The second-largest hill tribe group of approximately 125,000, the Hmong are sub-divided into White Hmong and Green Hmong. Known for their intricate embroidery work, they wear heavily embroidered, tightly pleated skirts. The men dress in baggy black trousers with flashes of embroidery on the cuffs. Originally from Yunnan, China, the Hmong tribe is also found in Vietnam.


Numbering approximately 300,000, the Karen is the largest of the minority groups and originally came from Burma (Myanmar). There are pockets of Christianity among the tribes but as with all hill tribes – and most Thais – animism plays a large part in their lives. Dress is V-neck tunics and turbans and the unmarried girls always wear long white V-neck tunics. Most visitors will meet the Red Karen (Kayah), the other two sub-groups are the White Karen (Sgaw) and the Black Karen (Pgo).


The Lahu are found mostly around the Burmese border and the women are often to be seen in the town of Mai Sai waiting to be photographed in their distinctive red and black jackets and skirts – for money of course. The men dress in baggy green or blue trousers. There are sub-groups among this 75,000 population, namely the Black Lahu, White Lahu, Yellow Lahu, and Red Lahu. Excellent hunters, they originally came from Yunnan, China, and Burma.


The men are considered the sartorial peacocks of the tribes and wear multi-colored flamboyant clothes at all times. The Lisu women wear brightly colored tunics over long pants and many of the older generations wear tasseled turbans on their heads. They are extremely musical and are often called on to provide the music at festivals and celebrations. Originally from Yunnan and Tibet, their population today is approximately 28,000.


Often confused with the Akha, the women wear long black jackets adorned with red pom-pom trim. Skilled embroiderers and silversmiths, they are linguistic relatives of the Hmong tribe and originated in Central China.

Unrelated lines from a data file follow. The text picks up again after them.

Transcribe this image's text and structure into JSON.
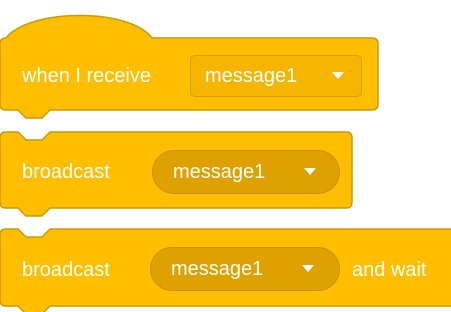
{
  "colors": {
    "block_fill": "#ffbf00",
    "block_stroke": "#cc9900",
    "dropdown_fill": "#dea100",
    "text": "#ffffff"
  },
  "blocks": [
    {
      "type": "hat",
      "label": "when I receive",
      "dropdown": {
        "value": "message1",
        "icon": "caret-down-icon"
      }
    },
    {
      "type": "stack",
      "label": "broadcast",
      "dropdown": {
        "value": "message1",
        "icon": "caret-down-icon"
      }
    },
    {
      "type": "stack",
      "label": "broadcast",
      "dropdown": {
        "value": "message1",
        "icon": "caret-down-icon"
      },
      "suffix": "and wait"
    }
  ]
}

Often just called the “long-necks” the Paduang are a sub-group of the Burmese Shan. They live in the Northwest of Thailand and in the Shan states of Burma and speak a dialect similar to Thai. The women beautify themselves by adding brass rings to their necks and legs – hence the ‘long necks’. Most of them live in camps and they do not have the freedom to move around very freely. They exist by selling their handiwork to the many tourists who visit the camps, by charging admission to the camp, and by charging for permission to photograph.